Occorre sottolineare che la ricerca di un accordo con tutte le parti non dava a nessuna di esse il diritto di veto, come banalmente qualcuno ha affermato. Al contrario, poiché si trattava di decidere su questioni rilevanti per i soggetti coinvolti (lavoratori e imprese), le parti erano caricate della responsabilità di non trascinare i negoziati oltre certi limiti.
Anche le parti più estremiste alla fine cedevano, magari scaricando sugli alleati più malleabili la responsabilità di aver dovuto “mollare” su specifici temi.
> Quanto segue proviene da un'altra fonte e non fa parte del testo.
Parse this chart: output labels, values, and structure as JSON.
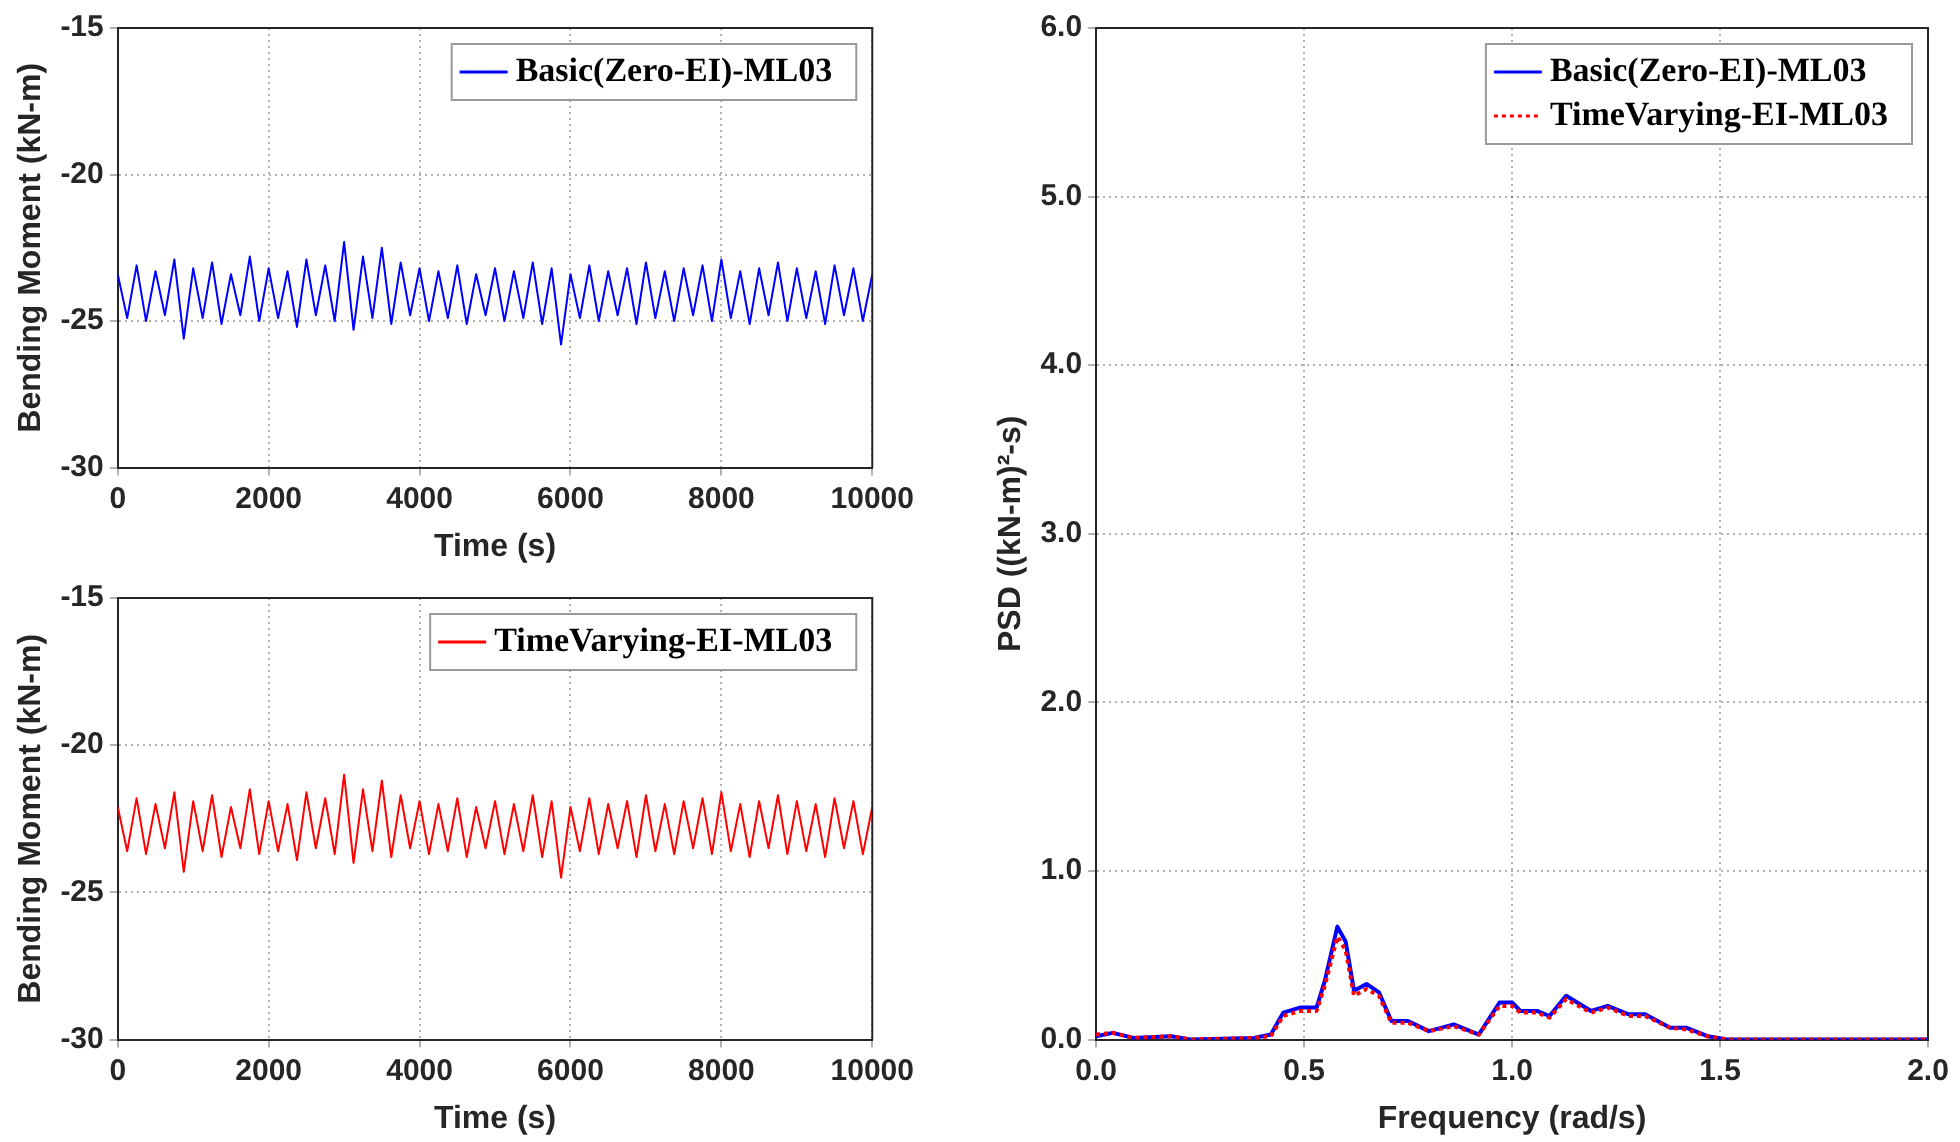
{
  "chart_data": [
    {
      "type": "line",
      "xlabel": "Time (s)",
      "ylabel": "Bending Moment (kN-m)",
      "xlim": [
        0,
        10000
      ],
      "xticks": [
        0,
        2000,
        4000,
        6000,
        8000,
        10000
      ],
      "ylim": [
        -30,
        -15
      ],
      "yticks": [
        -30,
        -25,
        -20,
        -15
      ],
      "grid": true,
      "legend": "top right",
      "marker": "none",
      "x": [
        0,
        125,
        250,
        375,
        500,
        625,
        750,
        875,
        1000,
        1125,
        1250,
        1375,
        1500,
        1625,
        1750,
        1875,
        2000,
        2125,
        2250,
        2375,
        2500,
        2625,
        2750,
        2875,
        3000,
        3125,
        3250,
        3375,
        3500,
        3625,
        3750,
        3875,
        4000,
        4125,
        4250,
        4375,
        4500,
        4625,
        4750,
        4875,
        5000,
        5125,
        5250,
        5375,
        5500,
        5625,
        5750,
        5875,
        6000,
        6125,
        6250,
        6375,
        6500,
        6625,
        6750,
        6875,
        7000,
        7125,
        7250,
        7375,
        7500,
        7625,
        7750,
        7875,
        8000,
        8125,
        8250,
        8375,
        8500,
        8625,
        8750,
        8875,
        9000,
        9125,
        9250,
        9375,
        9500,
        9625,
        9750,
        9875,
        10000
      ],
      "series": [
        {
          "name": "Basic(Zero-EI)-ML03",
          "color": "#0000ff",
          "line_style": "solid",
          "values": [
            -23.4,
            -24.9,
            -23.1,
            -25.0,
            -23.3,
            -24.8,
            -22.9,
            -25.6,
            -23.2,
            -24.9,
            -23.0,
            -25.1,
            -23.4,
            -24.8,
            -22.8,
            -25.0,
            -23.2,
            -24.9,
            -23.3,
            -25.2,
            -22.9,
            -24.8,
            -23.1,
            -25.0,
            -22.3,
            -25.3,
            -22.8,
            -24.9,
            -22.5,
            -25.1,
            -23.0,
            -24.8,
            -23.2,
            -25.0,
            -23.3,
            -24.9,
            -23.1,
            -25.1,
            -23.4,
            -24.8,
            -23.2,
            -25.0,
            -23.3,
            -24.9,
            -23.0,
            -25.1,
            -23.2,
            -25.8,
            -23.4,
            -24.9,
            -23.1,
            -25.0,
            -23.3,
            -24.8,
            -23.2,
            -25.1,
            -23.0,
            -24.9,
            -23.3,
            -25.0,
            -23.2,
            -24.8,
            -23.1,
            -25.0,
            -22.9,
            -24.9,
            -23.3,
            -25.1,
            -23.2,
            -24.8,
            -23.0,
            -25.0,
            -23.2,
            -24.9,
            -23.3,
            -25.1,
            -23.1,
            -24.8,
            -23.2,
            -25.0,
            -23.4
          ]
        }
      ]
    },
    {
      "type": "line",
      "xlabel": "Time (s)",
      "ylabel": "Bending Moment (kN-m)",
      "xlim": [
        0,
        10000
      ],
      "xticks": [
        0,
        2000,
        4000,
        6000,
        8000,
        10000
      ],
      "ylim": [
        -30,
        -15
      ],
      "yticks": [
        -30,
        -25,
        -20,
        -15
      ],
      "grid": true,
      "legend": "top right",
      "marker": "none",
      "x": [
        0,
        125,
        250,
        375,
        500,
        625,
        750,
        875,
        1000,
        1125,
        1250,
        1375,
        1500,
        1625,
        1750,
        1875,
        2000,
        2125,
        2250,
        2375,
        2500,
        2625,
        2750,
        2875,
        3000,
        3125,
        3250,
        3375,
        3500,
        3625,
        3750,
        3875,
        4000,
        4125,
        4250,
        4375,
        4500,
        4625,
        4750,
        4875,
        5000,
        5125,
        5250,
        5375,
        5500,
        5625,
        5750,
        5875,
        6000,
        6125,
        6250,
        6375,
        6500,
        6625,
        6750,
        6875,
        7000,
        7125,
        7250,
        7375,
        7500,
        7625,
        7750,
        7875,
        8000,
        8125,
        8250,
        8375,
        8500,
        8625,
        8750,
        8875,
        9000,
        9125,
        9250,
        9375,
        9500,
        9625,
        9750,
        9875,
        10000
      ],
      "series": [
        {
          "name": "TimeVarying-EI-ML03",
          "color": "#ff0000",
          "line_style": "solid",
          "values": [
            -22.1,
            -23.6,
            -21.8,
            -23.7,
            -22.0,
            -23.5,
            -21.6,
            -24.3,
            -21.9,
            -23.6,
            -21.7,
            -23.8,
            -22.1,
            -23.5,
            -21.5,
            -23.7,
            -21.9,
            -23.6,
            -22.0,
            -23.9,
            -21.6,
            -23.5,
            -21.8,
            -23.7,
            -21.0,
            -24.0,
            -21.5,
            -23.6,
            -21.2,
            -23.8,
            -21.7,
            -23.5,
            -21.9,
            -23.7,
            -22.0,
            -23.6,
            -21.8,
            -23.8,
            -22.1,
            -23.5,
            -21.9,
            -23.7,
            -22.0,
            -23.6,
            -21.7,
            -23.8,
            -21.9,
            -24.5,
            -22.1,
            -23.6,
            -21.8,
            -23.7,
            -22.0,
            -23.5,
            -21.9,
            -23.8,
            -21.7,
            -23.6,
            -22.0,
            -23.7,
            -21.9,
            -23.5,
            -21.8,
            -23.7,
            -21.6,
            -23.6,
            -22.0,
            -23.8,
            -21.9,
            -23.5,
            -21.7,
            -23.7,
            -21.9,
            -23.6,
            -22.0,
            -23.8,
            -21.8,
            -23.5,
            -21.9,
            -23.7,
            -22.1
          ]
        }
      ]
    },
    {
      "type": "line",
      "xlabel": "Frequency (rad/s)",
      "ylabel": "PSD ((kN-m)²-s)",
      "xlim": [
        0,
        2
      ],
      "xticks": [
        {
          "value": 0,
          "label": "0.0"
        },
        {
          "value": 0.5,
          "label": "0.5"
        },
        {
          "value": 1,
          "label": "1.0"
        },
        {
          "value": 1.5,
          "label": "1.5"
        },
        {
          "value": 2,
          "label": "2.0"
        }
      ],
      "ylim": [
        0,
        6
      ],
      "yticks": [
        {
          "value": 0,
          "label": "0.0"
        },
        {
          "value": 1,
          "label": "1.0"
        },
        {
          "value": 2,
          "label": "2.0"
        },
        {
          "value": 3,
          "label": "3.0"
        },
        {
          "value": 4,
          "label": "4.0"
        },
        {
          "value": 5,
          "label": "5.0"
        },
        {
          "value": 6,
          "label": "6.0"
        }
      ],
      "grid": true,
      "legend": "top right",
      "marker": "none",
      "x": [
        0,
        0.04,
        0.09,
        0.18,
        0.23,
        0.38,
        0.42,
        0.45,
        0.49,
        0.53,
        0.55,
        0.58,
        0.6,
        0.62,
        0.65,
        0.68,
        0.71,
        0.75,
        0.8,
        0.86,
        0.92,
        0.97,
        1.0,
        1.02,
        1.06,
        1.09,
        1.13,
        1.19,
        1.23,
        1.28,
        1.32,
        1.38,
        1.42,
        1.47,
        1.52,
        2.0
      ],
      "series": [
        {
          "name": "Basic(Zero-EI)-ML03",
          "color": "#0000ff",
          "line_style": "solid",
          "values": [
            0.02,
            0.04,
            0.01,
            0.02,
            0.0,
            0.01,
            0.03,
            0.16,
            0.19,
            0.19,
            0.35,
            0.67,
            0.58,
            0.29,
            0.33,
            0.28,
            0.11,
            0.11,
            0.05,
            0.09,
            0.03,
            0.22,
            0.22,
            0.17,
            0.17,
            0.14,
            0.26,
            0.17,
            0.2,
            0.15,
            0.15,
            0.07,
            0.07,
            0.02,
            0.0,
            0.0
          ]
        },
        {
          "name": "TimeVarying-EI-ML03",
          "color": "#ff0000",
          "line_style": "dotted",
          "values": [
            0.03,
            0.04,
            0.01,
            0.02,
            0.0,
            0.01,
            0.02,
            0.14,
            0.17,
            0.17,
            0.32,
            0.61,
            0.53,
            0.26,
            0.3,
            0.26,
            0.1,
            0.1,
            0.05,
            0.08,
            0.03,
            0.2,
            0.2,
            0.16,
            0.16,
            0.13,
            0.24,
            0.16,
            0.19,
            0.14,
            0.14,
            0.07,
            0.06,
            0.02,
            0.0,
            0.0
          ]
        }
      ]
    }
  ]
}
Ma questa è, da sempre, la logica dei negoziati, dove c’è chi è più pronto a chiudere e chi non vorrebbe terminare mai.
Aver dato luogo alla pratica degli accordi separati ha tolto ai più litigiosi la responsabilità di bloccare una trattativa che riguarda più persone. Questo ha finito per esaltare la loro capacità di resistenza, certi che comunque non impediranno un accordo che comunque verrà fatto senza di loro. Così gli accordi si firmano più rapidamente “solo con chi ci sta”, ma il risultato è quello di aver creato incertezza e distrutto le basi per futuri accordi.
In queste condizioni, le strade sono due. O si torna a negoziare con tutti, oppure si stabiliscono norme precise per valutare il peso specifico delle rappresentanze sindacali e procedure certe per l’applicazione degli accordi negoziati con una parte dei lavoratori rappresentati.
In parlamento già ci sono progetti di legge pronti per essere discussi e approvati. Ultimi quelli del senatore Pietro Ichino che ha proposto un testo organico per una semplificazione del diritto al lavoro (Dl n. 1.872 del novembre 2009) e norme specifiche per consentire una deroga ai contratti nazionali e l’applicazione della clausola di tregua anche ai lavoratori come singoli, in assenza di un accordo tra le parti che regoli il tutto (aprile 2010).
Queste norme potrebbero essere approvate in tempi brevi, se le parti interessate facessero sentire la loro voce. Ciò che è strano in questa vicenda è che le parti che più hanno fatto ricorso ad accordi separati in questi anni non siano affatto quelle più attive per far approvare queste norme sulla rappresentanza. E questo getta una strana luce sulla possibilità di perseguire anche in futuro accordi separati.